DOJ prosecutors make public a photo of classified docs seized during Mar-a-Lago raid

Late Tuesday night, President Joe Biden’s Justice Department released a photograph of a bunch of classified documents spread out on the floor of former President Donald Trump’s Mar-a-Lago home.

According to the Washington Examiner, the photo was included with a last-minute, pre-midnight filing to oppose Trump’s request for a special master to review the documents that were seized. 

The image showed several documents on the floor with various coverings that indicate the classification of each document.

An issue of Time Magazine with Trump on the cover can also be seen in a box in the photo.

“Lacks standing”

The government prosecutors in charge of the case argued that the president and his legal team lack standing to be appointed a special master.

“Plaintiff’s motion to appoint a special master, enjoin further review of seized materials, and require the return of seized items fails for multiple, independent reasons. As an initial matter, the former President lacks standing to seek judicial relief or oversight as to Presidential records because those records do not belong to him,” the filing read. ]

It added: “The Presidential Records Act makes clear that ‘the United States’ has ‘complete ownership, possession, and control’ of them.
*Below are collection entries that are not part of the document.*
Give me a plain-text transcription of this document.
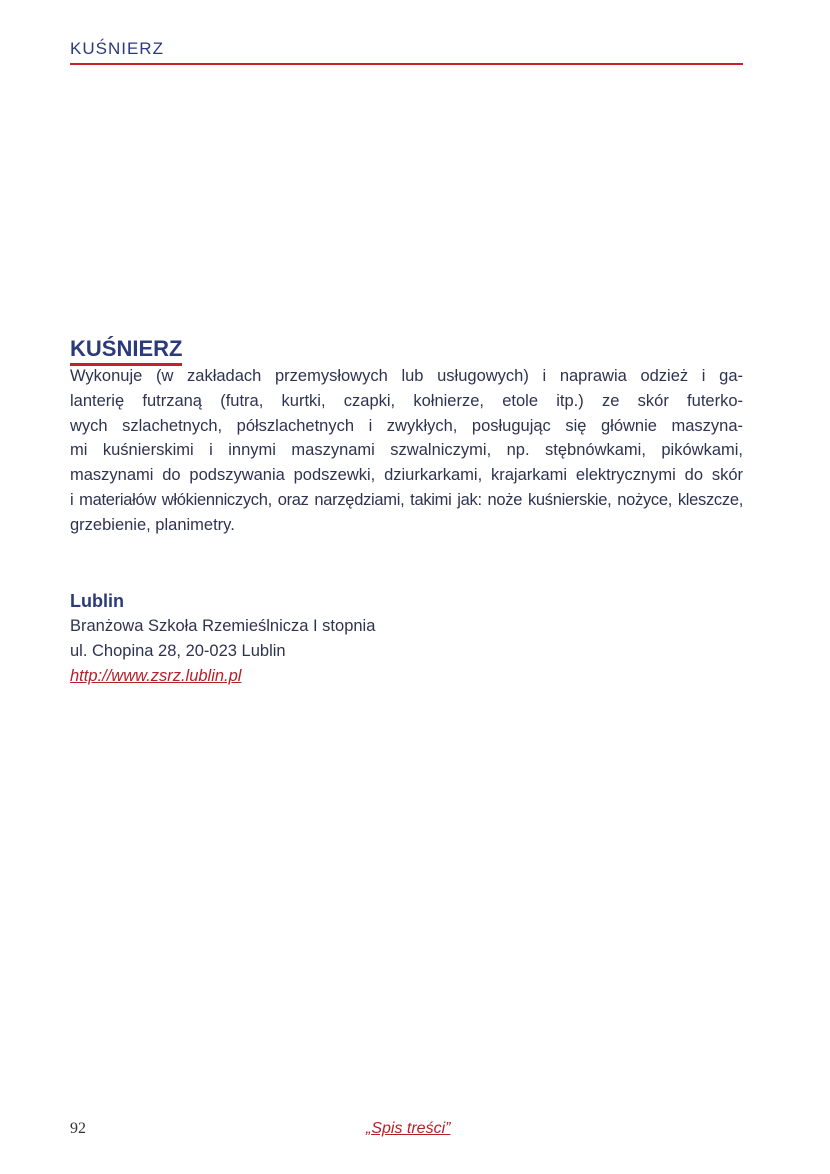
KUŚNIERZ
KUŚNIERZ
Wykonuje (w zakładach przemysłowych lub usługowych) i naprawia odzież i ga-
lanterię futrzaną (futra, kurtki, czapki, kołnierze, etole itp.) ze skór futerko-
wych szlachetnych, półszlachetnych i zwykłych, posługując się głównie maszyna-
mi kuśnierskimi i innymi maszynami szwalniczymi, np. stębnówkami, pikówkami,
maszynami do podszywania podszewki, dziurkarkami, krajarkami elektrycznymi do skór
i materiałów włókienniczych, oraz narzędziami, takimi jak: noże kuśnierskie, nożyce, kleszcze,
grzebienie, planimetry.
Lublin
Branżowa Szkoła Rzemieślnicza I stopnia
ul. Chopina 28, 20-023 Lublin
http://www.zsrz.lublin.pl
92	„Spis treści”
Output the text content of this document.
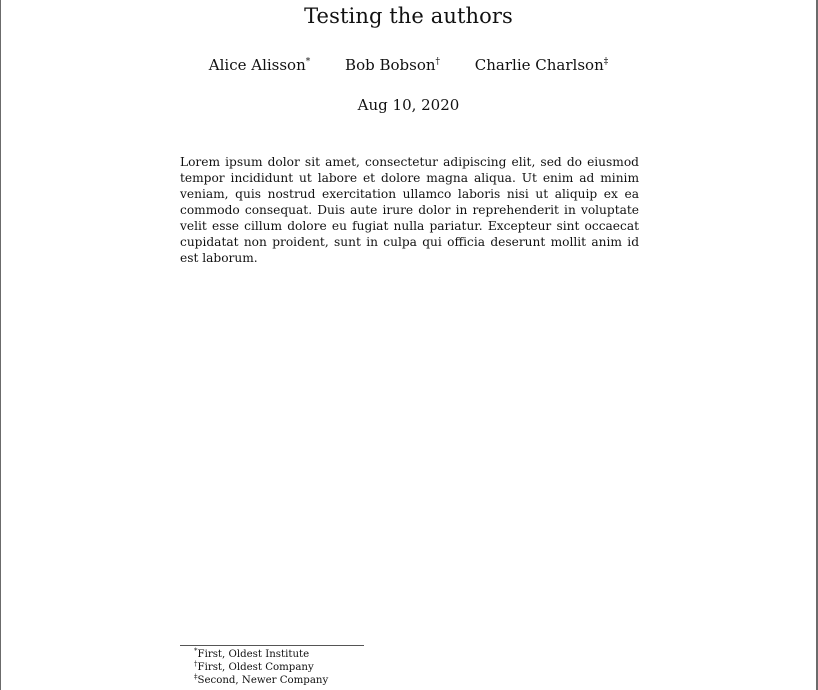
Testing the authors
Alice Alisson* Bob Bobson† Charlie Charlson‡
Aug 10, 2020
Lorem ipsum dolor sit amet, consectetur adipiscing elit, sed do eiusmod tempor incididunt ut labore et dolore magna aliqua. Ut enim ad minim veniam, quis nostrud exercitation ullamco laboris nisi ut aliquip ex ea commodo consequat. Duis aute irure dolor in reprehenderit in voluptate velit esse cillum dolore eu fugiat nulla pariatur. Excepteur sint occaecat cupidatat non proident, sunt in culpa qui officia deserunt mollit anim id est laborum.
*First, Oldest Institute
†First, Oldest Company
‡Second, Newer Company
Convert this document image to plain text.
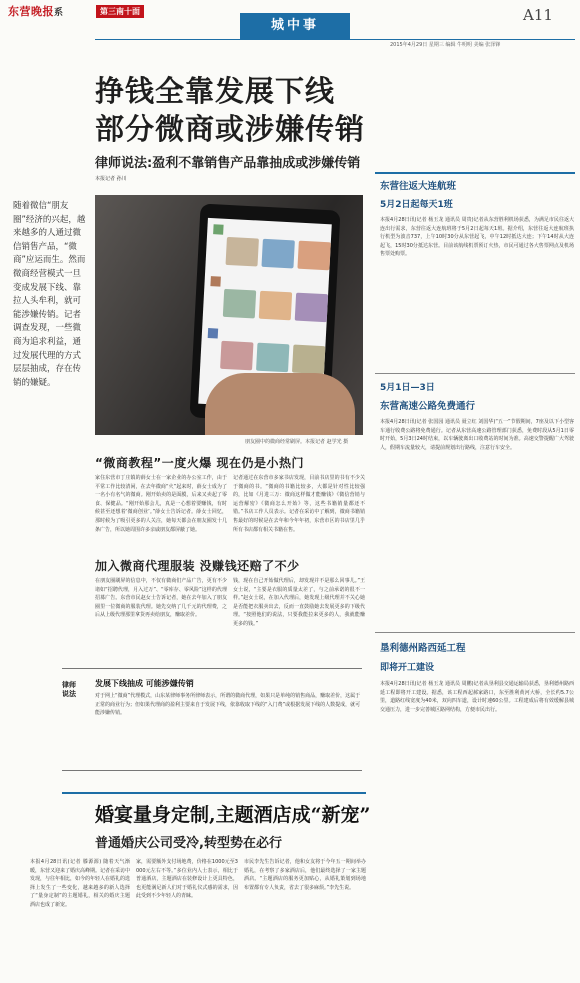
东营晚报系	第三南十面
城中事
A11
2015年4月29日 星期三 编辑 牛明明 美编 张泽锋
挣钱全靠发展下线
部分微商或涉嫌传销
律师说法:盈利不靠销售产品靠抽成或涉嫌传销
本报记者 孙川
朋友圈中的微商经常刷屏。本报记者 赵学光 摄
随着微信“朋友圈”经济的兴起，越来越多的人通过微信销售产品，“微商”应运而生。然而微商经营模式一旦变成发展下线、靠拉人头牟利，就可能涉嫌传销。记者调查发现，一些微商为追求利益，通过发展代理的方式层层抽成，存在传销的嫌疑。
“微商教程”一度火爆 现在仍是小热门
家住东营市丁庄镇的薛女士在一家企业的办公室工作，由于平常工作比较清闲，在去年微商“火”起来时，薛女士成为了一名小有名气的微商。刚开始卖的是面膜，后来又卖起了零食、保健品。“刚开始那会儿，真是一心想着要赚钱，有时候甚至还想着‘微商创业’。”薛女士告诉记者。薛女士回忆，那时候为了吸引更多的人关注，她每天都会在朋友圈发十几条广告，所以她周围许多亲戚朋友都屏蔽了她。
记者通过在东营市多家书店发现，目前书店里的书有不少关于微商的书。“微商的书籍比较多，大都是针对性比较强的，比如《月进三万：微商这样做才能赚钱》《微信营销与运营解密》《微商怎么开始》等，这些书籍销量都还不错。”书店工作人员表示。记者在采访中了解到，微商书籍销售最好的时候是在去年和今年年初，东营市区的书店里几乎所有书店都有相关书籍在售。
加入微商代理服装 没赚钱还赔了不少
在朋友圈刷屏的信息中，不仅有微商们产品广告，更有不少诸如“招聘代理，月入过万”、“零库存、零风险”这样的代理招募广告。东营市民赵女士告诉记者，她在去年加入了朋友圈里一位微商的服装代理。她先交纳了几千元的代理费，之后从上级代理那里拿货再卖给朋友，赚取差价。
钱，现在自己开始做代理后，却发现并不是那么回事儿。”王女士说，“主要是衣服的质量太差了，与之前承诺的很不一样。”赵女士说，在加入代理后，她发现上级代理并不关心她是否能把衣服卖出去，反而一直鼓励她去发展更多的下级代理。“按照他们的说法，只要我能拉来更多的人，我就能赚更多的钱。”
律师说法
发展下线抽成 可能涉嫌传销
对于网上“微商”代理模式，山东某律师事务所律师表示，所谓的微商代理，如果只是单纯的销售商品，赚取差价，这属于正常的商业行为；但如果代理商的盈利主要来自于发展下线，依靠收取下线的“入门费”或根据发展下线的人数提成，就可能涉嫌传销。
婚宴量身定制,主题酒店成“新宠”
普通婚庆公司受冷,转型势在必行
本报4月28日讯(记者 滕源源) 随着天气渐暖，东营又迎来了婚庆高峰期。记者在采访中发现，与往年相比，如今的年轻人在婚礼的选择上发生了一些变化，越来越多的新人选择了“量身定制”的主题婚礼，相关的婚庆主题酒店也成了新宠。
家，需要额外支付场地费，价格在1000元至3000元左右不等。”多位业内人士表示，相比于普通酒店，主题酒店在装修设计上更具特色，也更能满足新人们对于婚礼仪式感的需求，因此受到不少年轻人的青睐。
市民李先生告诉记者，他和女友将于今年五一期间举办婚礼，在考察了多家酒店后，他们最终选择了一家主题酒店。“主题酒店的服务更加贴心，从婚礼策划到场地布置都有专人负责，省去了很多麻烦。”李先生说。
东营往返大连航班
5月2日起每天1班
本报4月28日讯(记者 杨玉龙 通讯员 周贵)记者从东营胜利机场获悉，为满足市民往返大连出行需求，东营往返大连航班将于5月2日起每天1班。据介绍，东营往返大连航班执行机型为波音737，上午10时30分从东营起飞，中午12时抵达大连；下午14时从大连起飞，15时30分抵达东营。目前该航线机票预订火热，市民可通过各大售票网点及机场售票处购票。
5月1日—3日
东营高速公路免费通行
本报4月28日讯(记者 张国园 通讯员 聂立红 刘国华)“五一”节假期间，7座及以下小型客车通行收费公路将免费通行。记者从东营高速公路管理部门获悉，免费时段从5月1日零时开始，5月3日24时结束，以车辆驶离出口收费站的时间为准。高速交警提醒广大驾驶人，假期车流量较大，请提前规划出行路线，注意行车安全。
垦利德州路西延工程
即将开工建设
本报4月28日讯(记者 杨玉龙 通讯员 周鹏)记者从垦利县交通运输局获悉，垦利德州路西延工程即将开工建设。据悉，该工程西起郝家路口，东至胜利黄河大桥，全长约5.7公里，道路红线宽度为40米，双向四车道，设计时速60公里。工程建成后将有效缓解县城交通压力，进一步完善城区路网结构，方便市民出行。
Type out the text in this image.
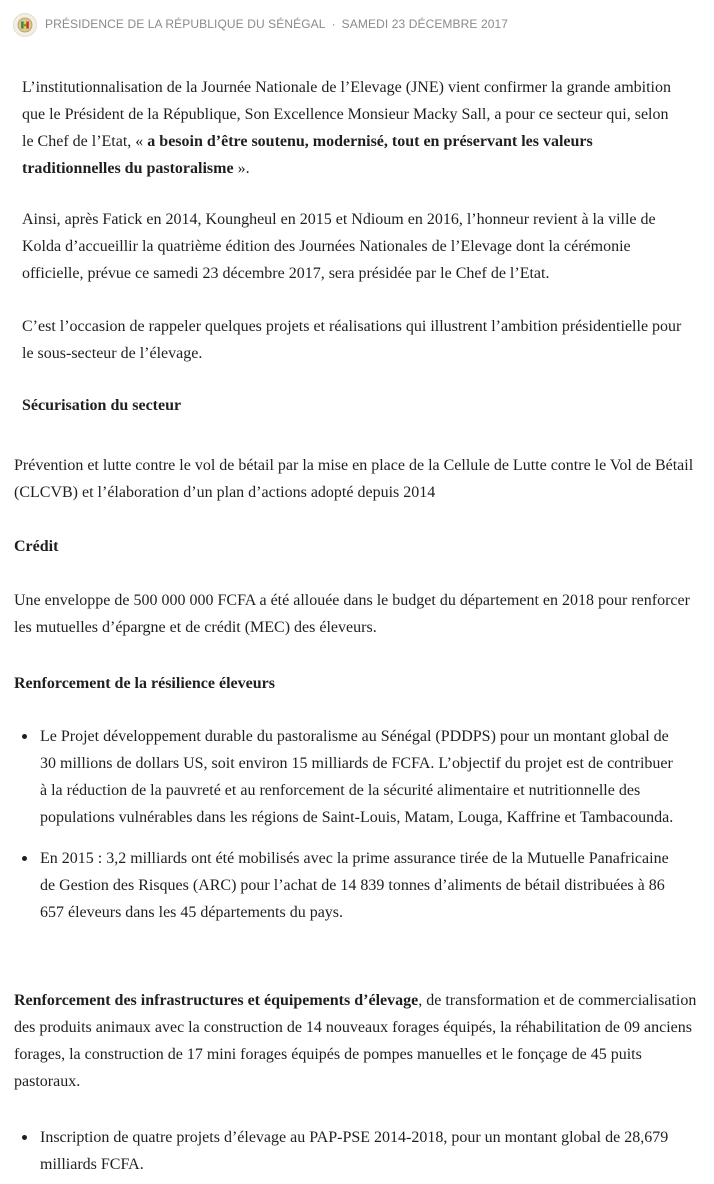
PRÉSIDENCE DE LA RÉPUBLIQUE DU SÉNÉGAL · SAMEDI 23 DÉCEMBRE 2017

L’institutionnalisation de la Journée Nationale de l’Elevage (JNE) vient confirmer la grande ambition que le Président de la République, Son Excellence Monsieur Macky Sall, a pour ce secteur qui, selon le Chef de l’Etat, « a besoin d’être soutenu, modernisé, tout en préservant les valeurs traditionnelles du pastoralisme ».

Ainsi, après Fatick en 2014, Koungheul en 2015 et Ndioum en 2016, l’honneur revient à la ville de Kolda d’accueillir la quatrième édition des Journées Nationales de l’Elevage dont la cérémonie officielle, prévue ce samedi 23 décembre 2017, sera présidée par le Chef de l’Etat.

C’est l’occasion de rappeler quelques projets et réalisations qui illustrent l’ambition présidentielle pour le sous-secteur de l’élevage.

Sécurisation du secteur

Prévention et lutte contre le vol de bétail par la mise en place de la Cellule de Lutte contre le Vol de Bétail (CLCVB) et l’élaboration d’un plan d’actions adopté depuis 2014

Crédit

Une enveloppe de 500 000 000 FCFA a été allouée dans le budget du département en 2018 pour renforcer les mutuelles d’épargne et de crédit (MEC) des éleveurs.

Renforcement de la résilience éleveurs

Le Projet développement durable du pastoralisme au Sénégal (PDDPS) pour un montant global de 30 millions de dollars US, soit environ 15 milliards de FCFA. L’objectif du projet est de contribuer à la réduction de la pauvreté et au renforcement de la sécurité alimentaire et nutritionnelle des populations vulnérables dans les régions de Saint-Louis, Matam, Louga, Kaffrine et Tambacounda.
En 2015 : 3,2 milliards ont été mobilisés avec la prime assurance tirée de la Mutuelle Panafricaine de Gestion des Risques (ARC) pour l’achat de 14 839 tonnes d’aliments de bétail distribuées à 86 657 éleveurs dans les 45 départements du pays.

Renforcement des infrastructures et équipements d’élevage, de transformation et de commercialisation des produits animaux avec la construction de 14 nouveaux forages équipés, la réhabilitation de 09 anciens forages, la construction de 17 mini forages équipés de pompes manuelles et le fonçage de 45 puits pastoraux.

Inscription de quatre projets d’élevage au PAP-PSE 2014-2018, pour un montant global de 28,679 milliards FCFA.
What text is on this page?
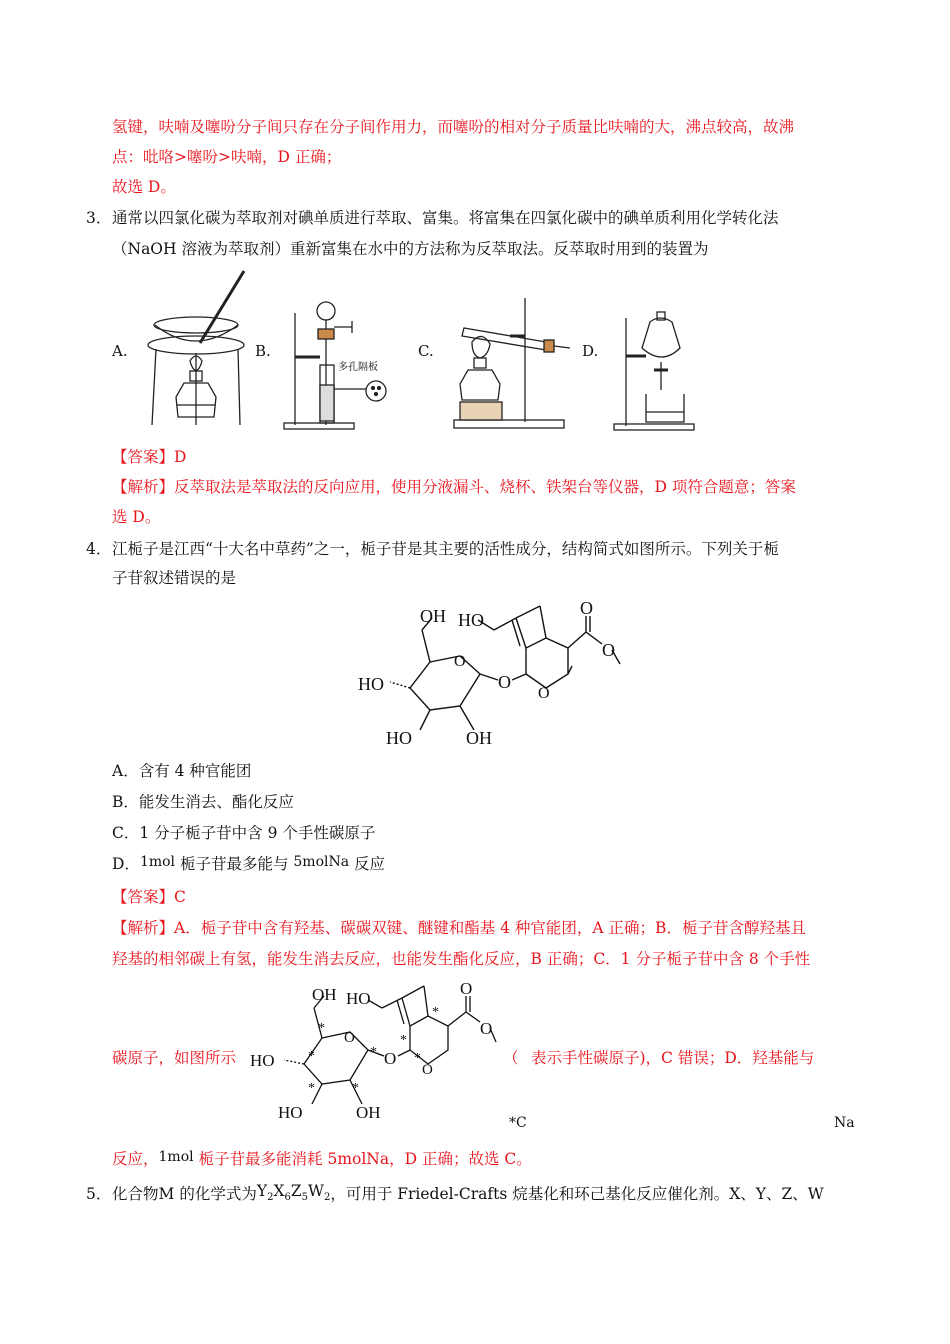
氢键，呋喃及噻吩分子间只存在分子间作用力，而噻吩的相对分子质量比呋喃的大，沸点较高，故沸
点：吡咯>噻吩>呋喃，D 正确；
故选 D。
3． 通常以四氯化碳为萃取剂对碘单质进行萃取、富集。将富集在四氯化碳中的碘单质利用化学转化法
（NaOH 溶液为萃取剂）重新富集在水中的方法称为反萃取法。反萃取时用到的装置为
A.	B.	C.	D.
多孔隔板
【答案】D
【解析】反萃取法是萃取法的反向应用，使用分液漏斗、烧杯、铁架台等仪器，D 项符合题意；答案
选 D。
4． 江栀子是江西“十大名中草药”之一，栀子苷是其主要的活性成分，结构简式如图所示。下列关于栀
子苷叙述错误的是
OH
O
HO
HO	OH
O
O
HO
O
O
A．含有 4 种官能团
B．能发生消去、酯化反应
C．1 分子栀子苷中含 9 个手性碳原子
D．1mol 栀子苷最多能与 5molNa 反应
【答案】C
【解析】A．栀子苷中含有羟基、碳碳双键、醚键和酯基 4 种官能团，A 正确；B．栀子苷含醇羟基且
羟基的相邻碳上有氢，能发生消去反应，也能发生酯化反应，B 正确；C．1 分子栀子苷中含 8 个手性
碳原子，如图所示
OH
O
HO
HO	OH
O
O
HO
O
O
*
*
*	*
*
*
*
*
（ 表示手性碳原子)，C 错误；D．羟基能与
*C	Na
反应，1mol 栀子苷最多能消耗 5molNa，D 正确；故选 C。
5． 化合物M 的化学式为$Y_2X_6Z_5W_2$，可用于 Friedel-Crafts 烷基化和环己基化反应催化剂。X、Y、Z、W
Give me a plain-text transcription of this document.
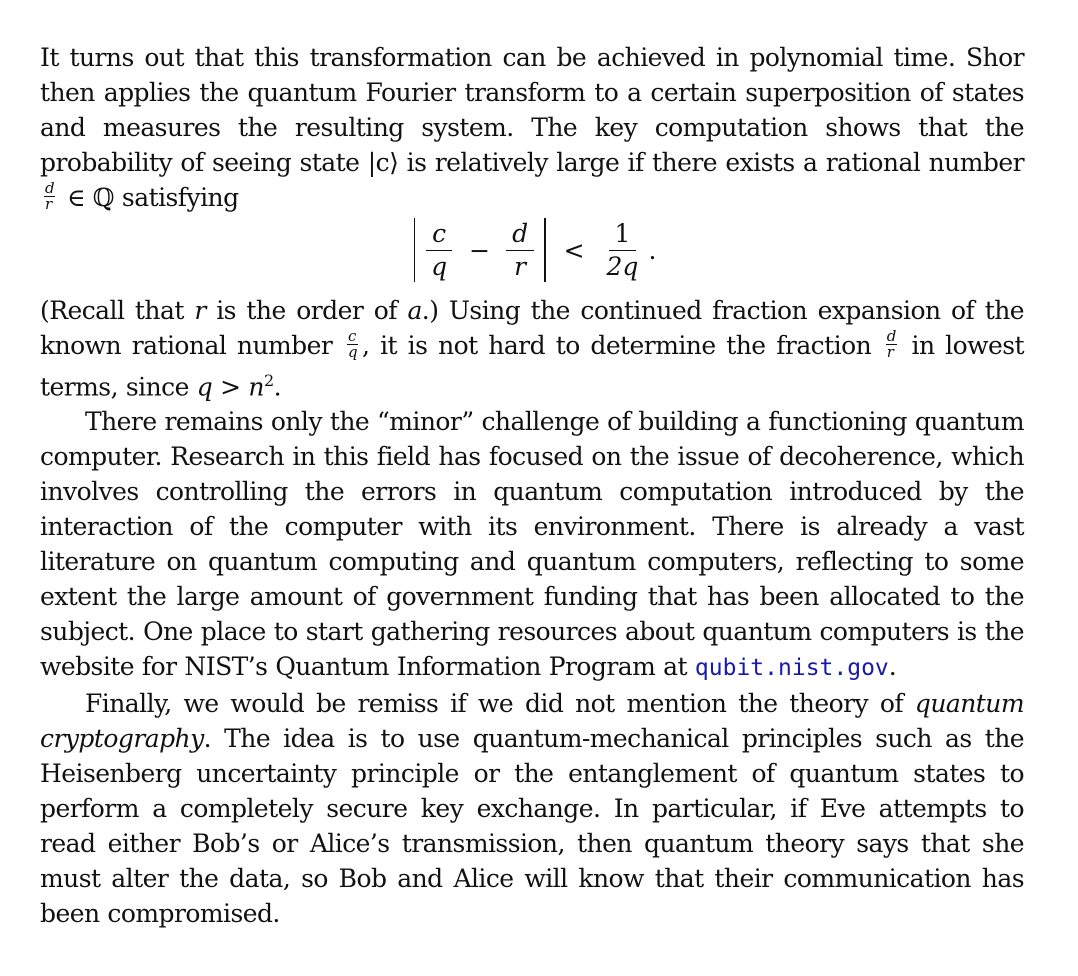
It turns out that this transformation can be achieved in polynomial time. Shor then applies the quantum Fourier transform to a certain superposition of states and measures the resulting system. The key computation shows that the probability of seeing state |c⟩ is relatively large if there exists a rational number
$\frac{d}{r}$ ∈ ℚ satisfying

$\frac{c}{q} - \frac{d}{r} < \frac{1}{2q}$ .

(Recall that r is the order of a.) Using the continued fraction expansion of the known rational number $\frac{c}{q}$ , it is not hard to determine the fraction $\frac{d}{r}$ in lowest terms, since $q > n^2$.

There remains only the “minor” challenge of building a functioning quantum computer. Research in this field has focused on the issue of decoherence, which involves controlling the errors in quantum computation introduced by the interaction of the computer with its environment. There is already a vast literature on quantum computing and quantum computers, reflecting to some extent the large amount of government funding that has been allocated to the subject. One place to start gathering resources about quantum computers is the website for NIST’s Quantum Information Program at qubit.nist.gov.

Finally, we would be remiss if we did not mention the theory of quantum cryptography. The idea is to use quantum-mechanical principles such as the Heisenberg uncertainty principle or the entanglement of quantum states to perform a completely secure key exchange. In particular, if Eve attempts to read either Bob’s or Alice’s transmission, then quantum theory says that she must alter the data, so Bob and Alice will know that their communication has been compromised.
Furthermore, this Court lacks jurisdiction to adjudicate Plaintiff’s Fourth Amendment challenges to the validity of the search warrant and his arguments for returning or suppressing the materials seized.”

“The government’s filter team has already completed its work of segregating any seized materials that are potentially subject to attorney-client privilege, and the government’s investigative team has already reviewed all of the remaining materials, including any that are potentially subject to claims of executive privilege,” the DOJ filing added.

Intent

Judge Aileen Cannon of the Southern District of Florida, a Trump appointee, had already indicated she’s leaning toward appointing a special master.

“Pursuant to Rule 53(b) (1) of the Federal Rules of Civil Procedure and the Court’s inherent authority, and without prejudice to the parties’ objections, the Court hereby provides notice of its preliminary intent to appoint a special master in this case,” the judge wrote last week.

Only time will tell if she follows through with the appointment, but either way, the decision will undoubtedly make waves.